Тут, конечно, Коля перегибал палку, это он без напарника с пулеметом не справится, а Куликов в одиночку очень даже справится, одолеет без всяких сложностей. Хотя по части снабжения телячьими котомками, срезанными со спин мертвых фрицев, дело будет обстоять хуже, Блинов преуспел именно по этой части, за успехи по добыче выпивки и съедобных боеприпасов ему можно на погоны лычки старшины цеплять – заслужил.
За несколько дней расчет Куликова несколько раз сменил позицию и в конце концов обосновался на высотке, прикрытой молодыми, на удивление целыми, не посеченными осколками елями.
– Ох, и надоело же копать лопатой землю, до скрипа в костях надоело, – пожаловался как‑то Блинов.
– Где конкретно скрипит?
– Да везде.
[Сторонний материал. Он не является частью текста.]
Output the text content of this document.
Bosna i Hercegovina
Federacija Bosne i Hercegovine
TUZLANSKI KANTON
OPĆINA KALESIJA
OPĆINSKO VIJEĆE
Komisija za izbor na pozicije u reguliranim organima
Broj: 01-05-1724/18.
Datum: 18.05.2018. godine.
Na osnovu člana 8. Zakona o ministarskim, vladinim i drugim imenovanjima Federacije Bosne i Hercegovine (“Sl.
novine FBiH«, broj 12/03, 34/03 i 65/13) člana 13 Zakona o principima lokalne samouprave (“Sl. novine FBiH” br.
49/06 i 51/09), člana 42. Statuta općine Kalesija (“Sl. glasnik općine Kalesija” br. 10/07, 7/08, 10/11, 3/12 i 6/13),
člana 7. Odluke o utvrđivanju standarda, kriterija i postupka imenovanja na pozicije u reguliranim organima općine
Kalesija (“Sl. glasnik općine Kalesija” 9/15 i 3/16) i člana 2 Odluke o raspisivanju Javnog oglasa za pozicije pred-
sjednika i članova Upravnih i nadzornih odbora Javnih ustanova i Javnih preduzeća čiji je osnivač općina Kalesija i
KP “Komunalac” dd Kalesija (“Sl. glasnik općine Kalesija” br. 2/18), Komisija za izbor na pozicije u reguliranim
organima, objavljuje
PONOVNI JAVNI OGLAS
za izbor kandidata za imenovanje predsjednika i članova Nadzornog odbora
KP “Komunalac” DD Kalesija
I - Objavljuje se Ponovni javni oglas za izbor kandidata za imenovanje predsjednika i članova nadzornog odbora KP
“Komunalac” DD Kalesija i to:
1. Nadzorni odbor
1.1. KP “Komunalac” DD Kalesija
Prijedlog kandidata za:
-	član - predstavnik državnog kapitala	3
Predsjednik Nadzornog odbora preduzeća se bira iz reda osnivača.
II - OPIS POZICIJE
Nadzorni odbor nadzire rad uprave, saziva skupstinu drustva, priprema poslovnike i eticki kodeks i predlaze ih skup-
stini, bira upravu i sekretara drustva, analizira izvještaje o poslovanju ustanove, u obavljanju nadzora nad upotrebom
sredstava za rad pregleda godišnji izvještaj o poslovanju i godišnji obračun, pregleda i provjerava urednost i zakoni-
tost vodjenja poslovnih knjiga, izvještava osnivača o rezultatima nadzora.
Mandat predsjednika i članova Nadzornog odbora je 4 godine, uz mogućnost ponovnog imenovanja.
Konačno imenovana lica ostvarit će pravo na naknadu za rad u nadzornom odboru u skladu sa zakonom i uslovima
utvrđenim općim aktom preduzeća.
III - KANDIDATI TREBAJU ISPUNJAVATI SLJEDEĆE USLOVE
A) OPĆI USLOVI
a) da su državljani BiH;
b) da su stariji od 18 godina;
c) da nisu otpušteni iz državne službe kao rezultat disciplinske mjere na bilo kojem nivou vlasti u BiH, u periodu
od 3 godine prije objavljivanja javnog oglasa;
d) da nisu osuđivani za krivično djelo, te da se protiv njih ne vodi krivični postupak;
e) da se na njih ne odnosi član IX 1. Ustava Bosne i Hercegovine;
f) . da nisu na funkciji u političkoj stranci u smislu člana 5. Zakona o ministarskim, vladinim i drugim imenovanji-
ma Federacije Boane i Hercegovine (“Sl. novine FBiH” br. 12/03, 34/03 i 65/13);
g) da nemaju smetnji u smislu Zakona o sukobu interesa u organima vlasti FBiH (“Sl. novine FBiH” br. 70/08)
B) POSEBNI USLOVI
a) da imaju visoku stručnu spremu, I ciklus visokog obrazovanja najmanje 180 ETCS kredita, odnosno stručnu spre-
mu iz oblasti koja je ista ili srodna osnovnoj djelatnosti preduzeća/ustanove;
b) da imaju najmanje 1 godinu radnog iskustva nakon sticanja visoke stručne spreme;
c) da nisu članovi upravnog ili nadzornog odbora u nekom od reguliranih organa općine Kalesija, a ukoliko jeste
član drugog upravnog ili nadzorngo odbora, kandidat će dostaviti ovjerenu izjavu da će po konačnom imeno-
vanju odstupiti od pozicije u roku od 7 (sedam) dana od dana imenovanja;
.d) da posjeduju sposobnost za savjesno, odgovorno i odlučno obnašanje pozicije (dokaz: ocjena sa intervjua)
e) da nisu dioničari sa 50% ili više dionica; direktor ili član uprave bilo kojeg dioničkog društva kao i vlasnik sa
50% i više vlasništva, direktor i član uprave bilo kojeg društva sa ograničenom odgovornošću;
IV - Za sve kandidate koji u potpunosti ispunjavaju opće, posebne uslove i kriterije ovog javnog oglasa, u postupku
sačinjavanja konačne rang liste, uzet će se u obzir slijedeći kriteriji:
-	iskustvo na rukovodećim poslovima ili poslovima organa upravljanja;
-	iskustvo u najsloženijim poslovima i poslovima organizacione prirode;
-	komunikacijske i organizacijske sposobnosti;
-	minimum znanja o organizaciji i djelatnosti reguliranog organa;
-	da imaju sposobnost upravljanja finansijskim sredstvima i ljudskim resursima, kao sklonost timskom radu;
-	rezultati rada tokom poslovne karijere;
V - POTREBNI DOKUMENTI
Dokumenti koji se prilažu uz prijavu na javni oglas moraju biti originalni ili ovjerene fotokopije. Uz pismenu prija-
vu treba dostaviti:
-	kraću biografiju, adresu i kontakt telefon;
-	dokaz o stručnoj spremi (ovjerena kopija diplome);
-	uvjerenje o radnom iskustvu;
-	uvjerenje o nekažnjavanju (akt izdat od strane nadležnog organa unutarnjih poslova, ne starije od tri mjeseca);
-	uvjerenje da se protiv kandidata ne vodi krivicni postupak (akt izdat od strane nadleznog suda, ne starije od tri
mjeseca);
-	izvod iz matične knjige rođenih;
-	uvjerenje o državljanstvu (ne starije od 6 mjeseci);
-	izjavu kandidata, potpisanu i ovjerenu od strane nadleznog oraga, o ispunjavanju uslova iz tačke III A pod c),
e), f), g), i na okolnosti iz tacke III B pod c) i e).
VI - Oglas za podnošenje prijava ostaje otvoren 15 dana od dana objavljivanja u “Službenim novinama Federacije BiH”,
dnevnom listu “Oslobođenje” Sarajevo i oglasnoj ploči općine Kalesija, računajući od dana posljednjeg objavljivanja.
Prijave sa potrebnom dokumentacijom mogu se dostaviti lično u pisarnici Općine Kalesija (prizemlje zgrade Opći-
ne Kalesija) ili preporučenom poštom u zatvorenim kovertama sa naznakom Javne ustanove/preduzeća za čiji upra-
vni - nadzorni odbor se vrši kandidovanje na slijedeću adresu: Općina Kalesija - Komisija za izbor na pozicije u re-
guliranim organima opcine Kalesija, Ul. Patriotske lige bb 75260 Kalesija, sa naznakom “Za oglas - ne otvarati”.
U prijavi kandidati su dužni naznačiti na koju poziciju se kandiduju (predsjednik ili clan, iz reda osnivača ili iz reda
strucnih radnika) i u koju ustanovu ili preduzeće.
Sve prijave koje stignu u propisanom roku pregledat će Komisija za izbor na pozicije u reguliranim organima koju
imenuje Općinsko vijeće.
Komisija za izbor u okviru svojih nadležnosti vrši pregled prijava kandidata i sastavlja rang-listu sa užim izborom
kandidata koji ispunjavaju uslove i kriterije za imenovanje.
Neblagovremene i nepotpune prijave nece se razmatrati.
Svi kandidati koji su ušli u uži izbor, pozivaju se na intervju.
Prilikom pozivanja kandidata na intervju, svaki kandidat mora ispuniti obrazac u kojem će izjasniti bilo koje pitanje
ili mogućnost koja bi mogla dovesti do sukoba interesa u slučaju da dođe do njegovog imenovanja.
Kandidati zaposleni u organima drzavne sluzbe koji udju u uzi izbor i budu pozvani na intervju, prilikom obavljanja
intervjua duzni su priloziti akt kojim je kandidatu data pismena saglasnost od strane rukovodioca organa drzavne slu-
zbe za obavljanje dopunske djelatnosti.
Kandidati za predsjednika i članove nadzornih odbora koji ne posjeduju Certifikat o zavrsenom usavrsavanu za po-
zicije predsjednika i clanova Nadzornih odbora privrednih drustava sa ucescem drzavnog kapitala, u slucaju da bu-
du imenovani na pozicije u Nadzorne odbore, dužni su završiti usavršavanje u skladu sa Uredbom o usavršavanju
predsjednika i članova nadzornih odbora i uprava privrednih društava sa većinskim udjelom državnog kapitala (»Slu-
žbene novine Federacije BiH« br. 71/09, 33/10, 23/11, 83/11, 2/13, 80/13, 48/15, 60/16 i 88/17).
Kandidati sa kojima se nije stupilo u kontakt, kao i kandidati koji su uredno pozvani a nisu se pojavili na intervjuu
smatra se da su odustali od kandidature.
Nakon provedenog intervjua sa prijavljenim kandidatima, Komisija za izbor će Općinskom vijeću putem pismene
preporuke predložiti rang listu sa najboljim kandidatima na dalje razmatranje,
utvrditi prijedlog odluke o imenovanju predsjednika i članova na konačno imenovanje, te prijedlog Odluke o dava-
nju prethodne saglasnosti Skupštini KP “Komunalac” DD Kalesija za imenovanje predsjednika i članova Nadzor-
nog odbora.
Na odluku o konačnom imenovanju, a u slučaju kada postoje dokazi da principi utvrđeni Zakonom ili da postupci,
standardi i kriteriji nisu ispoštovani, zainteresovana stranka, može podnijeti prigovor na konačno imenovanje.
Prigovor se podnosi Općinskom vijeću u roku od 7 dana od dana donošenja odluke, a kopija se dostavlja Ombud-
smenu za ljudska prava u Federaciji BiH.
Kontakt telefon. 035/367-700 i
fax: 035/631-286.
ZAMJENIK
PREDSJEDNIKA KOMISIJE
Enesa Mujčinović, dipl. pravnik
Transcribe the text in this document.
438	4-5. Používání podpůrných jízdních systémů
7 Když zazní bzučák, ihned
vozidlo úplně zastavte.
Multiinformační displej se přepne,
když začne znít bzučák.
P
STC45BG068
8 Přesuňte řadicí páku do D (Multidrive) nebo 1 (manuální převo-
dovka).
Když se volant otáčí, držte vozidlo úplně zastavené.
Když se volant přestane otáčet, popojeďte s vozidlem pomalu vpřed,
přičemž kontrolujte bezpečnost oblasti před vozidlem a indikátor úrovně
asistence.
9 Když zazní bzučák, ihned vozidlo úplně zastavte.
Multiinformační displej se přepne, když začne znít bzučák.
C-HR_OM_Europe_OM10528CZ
И в голове, и в спине, и в сапогах, куда ни сунься – везде скрипит… Ледяная крошка, мерзлый снег, песок, тертый камешник, земля… Тьфу!
– Если хочешь остаться в живых, закапывайся, – на зубах у Куликова тоже скрипел песок, но он не обращал на него внимания, только размеренно помахивал лопатой, выкапывая гнездо для любимого «максима». – Другого способа нет, только этот.
– От лопаты мозоли везде, – прежним жалобным тоном произнес напарник, – даже на заднице.
– Что‑то я не видел, чтобы ты задницей копал окопы, – Куликов, сомневаясь, похмыкал в кулак, и Коля прекратил разговор, не стал его продолжать.
Пулеметная позиция была выбрана грамотно, с чувством и с толком. Высотка хоть и выглядела мизерной, всего на пару вершков приподнялась над землей, а видно с нее было далеко, и взять ее в несколько прыжков гитлеровцы никак не могли, под ноги атакующим обязательно попадалось какое‑нибудь препятствие: яма, пара пней, утяжеленных минами, или же что‑то еще, какой‑нибудь сюрприз с подарками – набор гостинцев тут был обширный, на целую роту могло хватить.
Небо утреннее, сырое и грузное, пропитанное мерзлым снегом, тающим льдом, исторгающее холодную сырость, неожиданно приподнялось, раздвинулось. И словно бы свет откуда‑то пролился, сделалось ясно, будто где‑то недалеко проклюнулось солнце, протерло заспанные глаза, с еловых веток засочилась капель. Стало легче дышать.
Блинов заулыбался обрадованно, перемена в погоде ему понравилась; Куликов, напротив, нахмурился, втянул голову в плечи, будто собирался залезть куда‑нибудь под землю, в укромную щель.